Mario Tama via Getty Images

On Friday, the Bureau of Labor Statistics revealed that consumer price inflation in the United States has reached a rate of 6.8% — the largest year-over-year increase since June 1982, as well as the sixth straight month in which inflation remained above 5%.

Inflation is the erosion of a currency’s purchasing power over time. More dollars chasing fewer goods implies a diminished value for each dollar — resulting in pinched budgets for Americans who do not experience wage increases to match the rising price levels.

As summarized by CNBC, the following are some of the largest consumer price jumps between November 2020 and November 2021:

  • Gas — 58.1%
  • Used vehicles — 31.4%
  • Hotels — 25.5%
  • Meat, poultry, and fish — 13.1%
  • Furniture and bedding — 11.8%
  • New vehicles — 11.1%
  • Domestic services — 10.2%
  • Jewelry — 6.7%
  • Electricity — 6.5%
  • Food — 6.1%
  • Apparel — 5%
  • Milk — 4.6%
  • Fruits and vegetables — 4%

According to a recent Gallup poll, American families — especially less advantaged ones — are feeling pressure from the rising prices:

45% of American households report that recent price increases are causing their family some degree of financial hardship. Ten percent describe it as severe hardship affecting their standard of living, while another 35% say the hardship is moderate…

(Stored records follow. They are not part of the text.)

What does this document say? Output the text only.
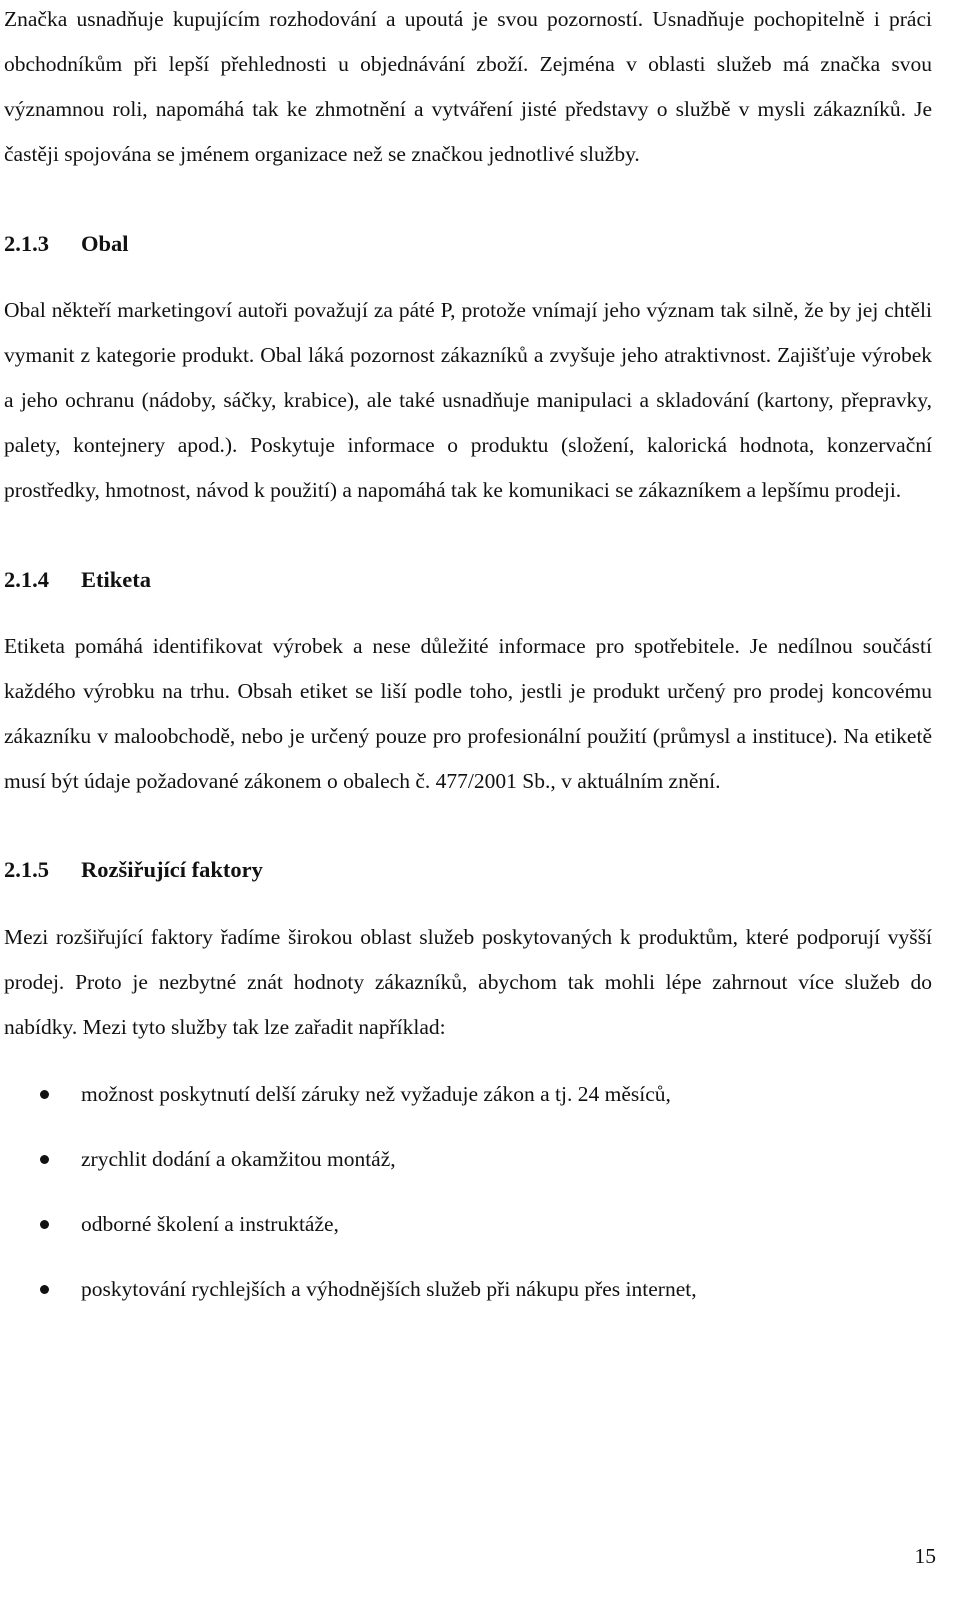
Značka usnadňuje kupujícím rozhodování a upoutá je svou pozorností. Usnadňuje pochopitelně i práci obchodníkům při lepší přehlednosti u objednávání zboží. Zejména v oblasti služeb má značka svou významnou roli, napomáhá tak ke zhmotnění a vytváření jisté představy o službě v mysli zákazníků. Je častěji spojována se jménem organizace než se značkou jednotlivé služby.

2.1.3 Obal

Obal někteří marketingoví autoři považují za páté P, protože vnímají jeho význam tak silně, že by jej chtěli vymanit z kategorie produkt. Obal láká pozornost zákazníků a zvyšuje jeho atraktivnost. Zajišťuje výrobek a jeho ochranu (nádoby, sáčky, krabice), ale také usnadňuje manipulaci a skladování (kartony, přepravky, palety, kontejnery apod.). Poskytuje informace o produktu (složení, kalorická hodnota, konzervační prostředky, hmotnost, návod k použití) a napomáhá tak ke komunikaci se zákazníkem a lepšímu prodeji.

2.1.4 Etiketa

Etiketa pomáhá identifikovat výrobek a nese důležité informace pro spotřebitele. Je nedílnou součástí každého výrobku na trhu. Obsah etiket se liší podle toho, jestli je produkt určený pro prodej koncovému zákazníku v maloobchodě, nebo je určený pouze pro profesionální použití (průmysl a instituce). Na etiketě musí být údaje požadované zákonem o obalech č. 477/2001 Sb., v aktuálním znění.

2.1.5 Rozšiřující faktory

Mezi rozšiřující faktory řadíme širokou oblast služeb poskytovaných k produktům, které podporují vyšší prodej. Proto je nezbytné znát hodnoty zákazníků, abychom tak mohli lépe zahrnout více služeb do nabídky. Mezi tyto služby tak lze zařadit například:

možnost poskytnutí delší záruky než vyžaduje zákon a tj. 24 měsíců,
zrychlit dodání a okamžitou montáž,
odborné školení a instruktáže,
poskytování rychlejších a výhodnějších služeb při nákupu přes internet,
15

Lower-income households are most likely to have experienced financial hardship due to price increases. Seventy-one percent of those living in households making less than $40,000 a year say that recent price hikes have caused their family financial hardship. That compares with 47% of those in middle-income households and 29% in upper-income households.

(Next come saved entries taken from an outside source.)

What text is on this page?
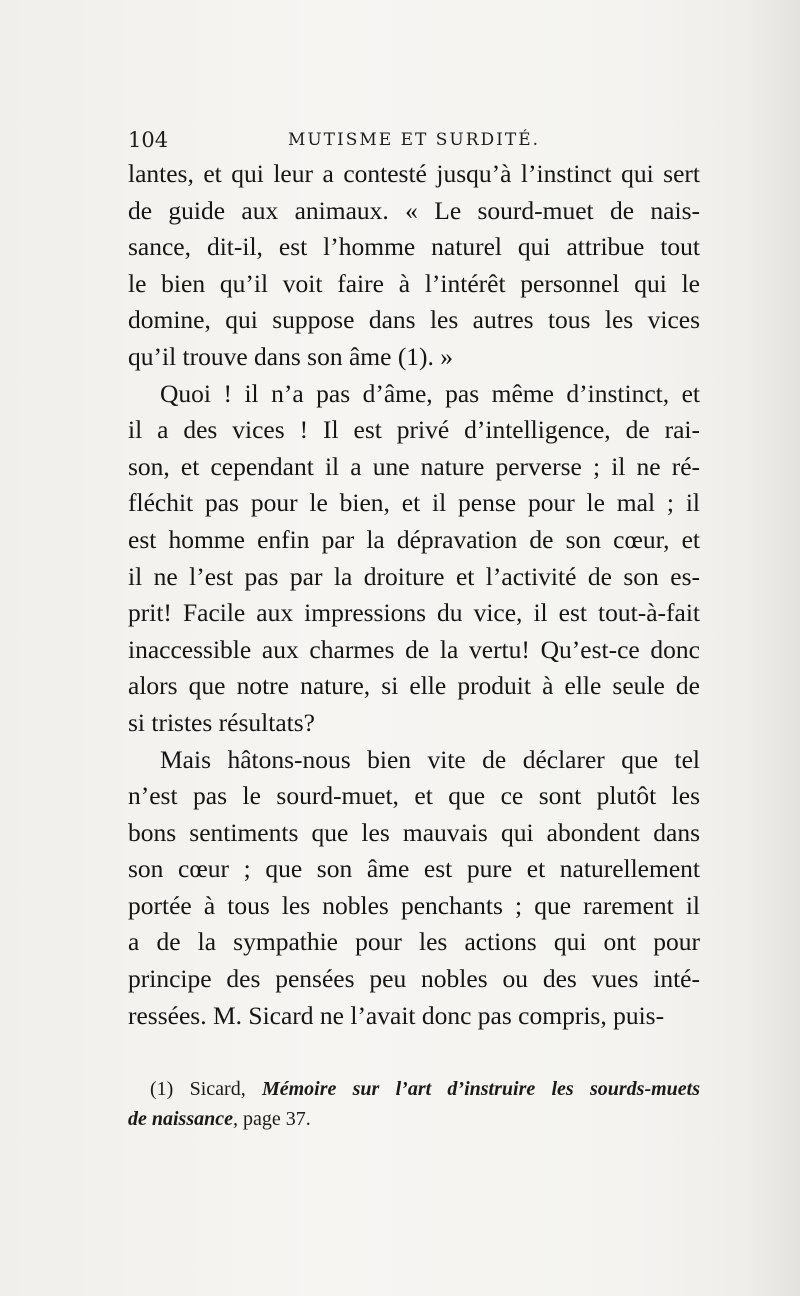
104	MUTISME ET SURDITÉ.
lantes, et qui leur a contesté jusqu’à l’instinct qui sert
de guide aux animaux. « Le sourd-muet de nais-
sance, dit-il, est l’homme naturel qui attribue tout
le bien qu’il voit faire à l’intérêt personnel qui le
domine, qui suppose dans les autres tous les vices
qu’il trouve dans son âme (1). »
Quoi ! il n’a pas d’âme, pas même d’instinct, et
il a des vices ! Il est privé d’intelligence, de rai-
son, et cependant il a une nature perverse ; il ne ré-
fléchit pas pour le bien, et il pense pour le mal ; il
est homme enfin par la dépravation de son cœur, et
il ne l’est pas par la droiture et l’activité de son es-
prit! Facile aux impressions du vice, il est tout-à-fait
inaccessible aux charmes de la vertu! Qu’est-ce donc
alors que notre nature, si elle produit à elle seule de
si tristes résultats?
Mais hâtons-nous bien vite de déclarer que tel
n’est pas le sourd-muet, et que ce sont plutôt les
bons sentiments que les mauvais qui abondent dans
son cœur ; que son âme est pure et naturellement
portée à tous les nobles penchants ; que rarement il
a de la sympathie pour les actions qui ont pour
principe des pensées peu nobles ou des vues inté-
ressées. M. Sicard ne l’avait donc pas compris, puis-
(1) Sicard, Mémoire sur l’art d’instruire les sourds-muets
de naissance, page 37.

The effect of inflation is more pronounced upon poorer households because they tend to have more of their wealth saved in the form of dollars — whether in cash, checking accounts, or savings accounts — than wealthier families, which are more likely to hold retirement accounts, property, or other assets that accrue interest or increase in value over time. 

Indeed, low-income earners typically spend a greater percentage of their wages on food, fuel, and other basic necessities — the same items that are becoming less affordable due to inflation.

American economic officials have grown accustomed to the reality of persistently high prices.

“I am ready to retire the word transitory,” Treasury Secretary Janet Yellen said at a recent event sponsored by Reuters. “I can agree that that hasn’t been an apt description of what we are dealing with.”

“What we don’t want to have develop is a wage-price spiral, in which inflation becomes its own self-reinforcing kind of phenomenon that would become chronic in the U.S. economy — something endemic,” Yellen added while endorsing the Federal Reserve’s decision to begin tapering its aggressive monetary stimulus.

Federal Reserve Chair Jerome Powell told members of the Senate Banking Committee that policymakers should scrap the term “transitory.”

“I think the word transitory has different meanings to different people,” Powell explained. “To many, it carries a time, a sense of short-lived. We tend to use it to mean that it won’t leave a permanent mark in the form of higher inflation. I think it’s probably a good time to retire that word and try to explain more clearly what we mean.”